The arguments by Aquinas known as the Five Ways—the argument from motion, from efficient causation, from contingency, from degrees of perfection, and from final causes or ends in nature—are generally regarded as cosmological. Something must be the first or prime mover, the first efficient cause, the necessary ground of contingent beings, the supreme perfection that imperfect beings approach, and the intelligent guide of natural things toward their ends. This, Aquinas said, is God. The most common criticism of the cosmological argument has been that the phenomenon that God’s existence purportedly accounts for does not in fact need to be explained.
The argument from design also starts from human experience: in this case the perception of order and purpose in the natural world. The argument claims that the universe is strongly analogous, in its order and regularity, to an artifact such as a watch; because the existence of the watch justifies the presumption of a watchmaker, the existence of the universe justifies the presumption of a divine creator of the universe, or God.
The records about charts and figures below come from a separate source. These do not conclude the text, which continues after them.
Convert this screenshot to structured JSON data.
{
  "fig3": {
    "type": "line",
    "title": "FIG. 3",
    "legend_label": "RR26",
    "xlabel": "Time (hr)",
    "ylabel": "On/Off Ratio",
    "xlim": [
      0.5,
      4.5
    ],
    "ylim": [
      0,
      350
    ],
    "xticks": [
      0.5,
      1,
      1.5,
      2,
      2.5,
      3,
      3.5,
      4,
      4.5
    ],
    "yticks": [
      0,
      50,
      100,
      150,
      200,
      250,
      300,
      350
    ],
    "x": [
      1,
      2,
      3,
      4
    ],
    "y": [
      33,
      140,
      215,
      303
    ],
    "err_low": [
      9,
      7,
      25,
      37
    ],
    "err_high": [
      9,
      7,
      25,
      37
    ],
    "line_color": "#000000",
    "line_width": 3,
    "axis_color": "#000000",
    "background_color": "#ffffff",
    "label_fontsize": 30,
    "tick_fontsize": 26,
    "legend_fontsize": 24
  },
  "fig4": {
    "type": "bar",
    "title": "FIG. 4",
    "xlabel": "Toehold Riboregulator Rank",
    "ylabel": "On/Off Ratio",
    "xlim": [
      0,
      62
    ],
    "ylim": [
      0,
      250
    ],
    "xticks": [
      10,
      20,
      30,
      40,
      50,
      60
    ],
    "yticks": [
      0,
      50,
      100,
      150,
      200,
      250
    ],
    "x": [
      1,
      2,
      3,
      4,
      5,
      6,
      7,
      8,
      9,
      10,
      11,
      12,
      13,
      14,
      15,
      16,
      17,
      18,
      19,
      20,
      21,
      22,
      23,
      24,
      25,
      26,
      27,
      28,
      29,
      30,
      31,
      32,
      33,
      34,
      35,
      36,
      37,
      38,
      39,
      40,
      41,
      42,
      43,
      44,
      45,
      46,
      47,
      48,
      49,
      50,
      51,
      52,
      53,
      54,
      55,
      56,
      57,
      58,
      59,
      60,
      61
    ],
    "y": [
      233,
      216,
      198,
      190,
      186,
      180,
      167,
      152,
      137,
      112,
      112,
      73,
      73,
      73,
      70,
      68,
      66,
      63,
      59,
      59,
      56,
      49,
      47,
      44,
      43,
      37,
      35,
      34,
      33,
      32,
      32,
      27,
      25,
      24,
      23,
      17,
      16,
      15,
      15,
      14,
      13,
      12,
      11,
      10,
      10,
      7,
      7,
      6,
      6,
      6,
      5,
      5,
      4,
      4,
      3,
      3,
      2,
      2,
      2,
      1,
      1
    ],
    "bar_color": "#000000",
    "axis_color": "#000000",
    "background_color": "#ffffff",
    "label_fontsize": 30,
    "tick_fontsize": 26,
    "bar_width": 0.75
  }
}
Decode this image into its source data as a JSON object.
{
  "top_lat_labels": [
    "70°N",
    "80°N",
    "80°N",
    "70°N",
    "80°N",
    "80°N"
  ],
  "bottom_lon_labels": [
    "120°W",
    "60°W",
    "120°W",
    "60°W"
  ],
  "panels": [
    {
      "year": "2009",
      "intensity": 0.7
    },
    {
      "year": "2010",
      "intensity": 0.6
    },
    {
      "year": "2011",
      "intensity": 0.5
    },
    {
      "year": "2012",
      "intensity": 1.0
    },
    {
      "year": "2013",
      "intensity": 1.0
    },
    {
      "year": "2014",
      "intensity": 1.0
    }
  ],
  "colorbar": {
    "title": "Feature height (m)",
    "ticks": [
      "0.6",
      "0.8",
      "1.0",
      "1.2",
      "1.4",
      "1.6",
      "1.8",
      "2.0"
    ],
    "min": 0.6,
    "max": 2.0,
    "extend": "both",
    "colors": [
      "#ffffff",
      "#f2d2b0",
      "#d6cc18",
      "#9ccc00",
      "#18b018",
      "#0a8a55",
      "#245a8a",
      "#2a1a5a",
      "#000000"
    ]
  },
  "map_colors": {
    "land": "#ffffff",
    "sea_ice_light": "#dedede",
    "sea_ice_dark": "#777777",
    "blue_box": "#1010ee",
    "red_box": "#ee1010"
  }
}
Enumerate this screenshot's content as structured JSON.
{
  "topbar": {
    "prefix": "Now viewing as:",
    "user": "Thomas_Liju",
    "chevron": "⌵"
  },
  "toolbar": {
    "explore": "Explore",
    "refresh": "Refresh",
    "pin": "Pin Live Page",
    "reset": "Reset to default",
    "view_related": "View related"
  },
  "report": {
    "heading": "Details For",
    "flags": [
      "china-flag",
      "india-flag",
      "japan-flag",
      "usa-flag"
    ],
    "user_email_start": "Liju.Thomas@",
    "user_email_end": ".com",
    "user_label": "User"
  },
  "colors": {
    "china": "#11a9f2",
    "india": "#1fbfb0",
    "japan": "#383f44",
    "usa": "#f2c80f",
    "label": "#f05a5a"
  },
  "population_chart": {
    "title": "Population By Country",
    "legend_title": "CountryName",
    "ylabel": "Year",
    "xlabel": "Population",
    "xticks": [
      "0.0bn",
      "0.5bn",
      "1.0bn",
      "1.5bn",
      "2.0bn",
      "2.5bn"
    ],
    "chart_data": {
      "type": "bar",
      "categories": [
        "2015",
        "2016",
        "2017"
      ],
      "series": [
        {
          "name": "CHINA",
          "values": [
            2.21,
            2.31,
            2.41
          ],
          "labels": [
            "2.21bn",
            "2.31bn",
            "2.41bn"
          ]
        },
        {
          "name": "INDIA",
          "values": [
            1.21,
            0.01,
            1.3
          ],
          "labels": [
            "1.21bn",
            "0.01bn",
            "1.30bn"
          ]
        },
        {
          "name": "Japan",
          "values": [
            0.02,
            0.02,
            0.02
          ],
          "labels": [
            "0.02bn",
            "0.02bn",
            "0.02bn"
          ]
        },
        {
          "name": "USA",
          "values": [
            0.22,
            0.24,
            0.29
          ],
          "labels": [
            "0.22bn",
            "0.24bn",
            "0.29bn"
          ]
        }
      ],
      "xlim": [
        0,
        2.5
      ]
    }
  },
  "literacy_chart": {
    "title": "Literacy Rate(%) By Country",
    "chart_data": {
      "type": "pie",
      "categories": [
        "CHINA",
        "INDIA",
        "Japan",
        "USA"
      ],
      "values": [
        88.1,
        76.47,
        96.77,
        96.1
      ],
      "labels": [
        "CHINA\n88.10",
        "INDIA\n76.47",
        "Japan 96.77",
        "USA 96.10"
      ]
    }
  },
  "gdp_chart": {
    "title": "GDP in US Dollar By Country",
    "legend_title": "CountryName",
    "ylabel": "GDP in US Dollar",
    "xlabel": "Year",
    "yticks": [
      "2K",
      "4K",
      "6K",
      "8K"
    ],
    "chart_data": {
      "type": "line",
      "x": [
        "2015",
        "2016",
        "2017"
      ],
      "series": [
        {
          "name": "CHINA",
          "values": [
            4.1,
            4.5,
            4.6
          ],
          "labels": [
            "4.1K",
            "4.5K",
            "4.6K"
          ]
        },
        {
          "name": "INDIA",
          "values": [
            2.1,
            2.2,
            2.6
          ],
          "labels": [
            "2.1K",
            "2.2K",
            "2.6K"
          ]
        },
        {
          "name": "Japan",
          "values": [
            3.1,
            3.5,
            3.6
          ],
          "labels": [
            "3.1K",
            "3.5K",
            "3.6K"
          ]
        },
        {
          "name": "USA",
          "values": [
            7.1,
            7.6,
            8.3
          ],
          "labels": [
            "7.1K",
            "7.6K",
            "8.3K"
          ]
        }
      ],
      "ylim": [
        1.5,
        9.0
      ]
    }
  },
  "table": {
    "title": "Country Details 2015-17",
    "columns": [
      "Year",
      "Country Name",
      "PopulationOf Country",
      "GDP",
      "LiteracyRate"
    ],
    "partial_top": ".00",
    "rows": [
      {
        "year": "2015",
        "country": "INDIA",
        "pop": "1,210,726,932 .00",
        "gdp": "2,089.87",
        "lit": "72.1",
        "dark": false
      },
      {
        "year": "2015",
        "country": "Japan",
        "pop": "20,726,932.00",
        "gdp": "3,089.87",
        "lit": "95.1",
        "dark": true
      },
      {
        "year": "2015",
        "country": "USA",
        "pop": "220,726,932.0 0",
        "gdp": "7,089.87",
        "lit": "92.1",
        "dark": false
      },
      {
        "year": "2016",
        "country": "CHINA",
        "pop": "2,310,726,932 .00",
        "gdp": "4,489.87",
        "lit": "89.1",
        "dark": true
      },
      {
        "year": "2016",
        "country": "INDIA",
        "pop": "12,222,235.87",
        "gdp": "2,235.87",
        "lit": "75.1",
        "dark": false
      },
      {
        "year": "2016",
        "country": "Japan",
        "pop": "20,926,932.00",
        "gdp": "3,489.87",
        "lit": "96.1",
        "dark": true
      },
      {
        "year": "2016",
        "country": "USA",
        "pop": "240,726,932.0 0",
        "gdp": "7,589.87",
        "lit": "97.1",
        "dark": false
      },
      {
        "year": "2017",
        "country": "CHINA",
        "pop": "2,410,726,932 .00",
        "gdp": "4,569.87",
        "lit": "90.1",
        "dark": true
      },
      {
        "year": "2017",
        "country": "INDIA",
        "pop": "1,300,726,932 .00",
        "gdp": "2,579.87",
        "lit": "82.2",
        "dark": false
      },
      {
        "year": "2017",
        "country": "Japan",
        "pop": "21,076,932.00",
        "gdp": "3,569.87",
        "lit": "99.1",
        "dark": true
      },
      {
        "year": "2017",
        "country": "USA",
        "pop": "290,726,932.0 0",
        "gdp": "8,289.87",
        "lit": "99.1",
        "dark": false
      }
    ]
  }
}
Despite the powerful criticisms of the Scottish philosopher David Hume (1711–76)—e.g., that the evidence is compatible with a large number of hypotheses, such as polytheism or a god of limited power, that are as plausible as or more plausible than monotheism—the argument from design continued to be very popular in the 19th century. According to a more recent version of the argument, known as intelligent design, biological organisms display a kind of complexity (“irreducible complexity”) that could not have come about through the gradual adaptation of their parts through natural selection; therefore, the argument concludes, such organisms must have been created in their present form by an intelligent designer.
Other modern variants of the argument attempt to ground theistic belief in patterns of reasoning that are characteristic of the natural sciences, appealing to simplicity and economy of explanation of the order and regularity of the universe.
Perhaps the most sophisticated and challenging argument for the existence of God is the ontological argument, propounded by Anselm of Canterbury. According to Anselm, the concept of God as the most perfect being—a being greater than which none can be conceived—entails that God exists, because a being who was otherwise all perfect and who failed to exist would be less great than a being who was all perfect and who did exist. This argument has exercised an abiding fascination for philosophers; some contend that it attempts to “define” God into existence, while others continue to defend it and to develop new versions.
It may be possible (or impossible) to prove the existence of God, but it may be unnecessary to do so in order for belief in God to be reasonable. Perhaps the requirement of a proof is too stringent, and perhaps there are other ways of establishing God’s existence. Chief among these is the appeal to religious experience—a personal, direct acquaintance with God or an experience of God mediated through a religious tradition. Some forms of mysticism appeal to religious tradition to establish the significance and appropriateness of religious experiences. Interpretations of such experiences, however, typically cannot be independently verified.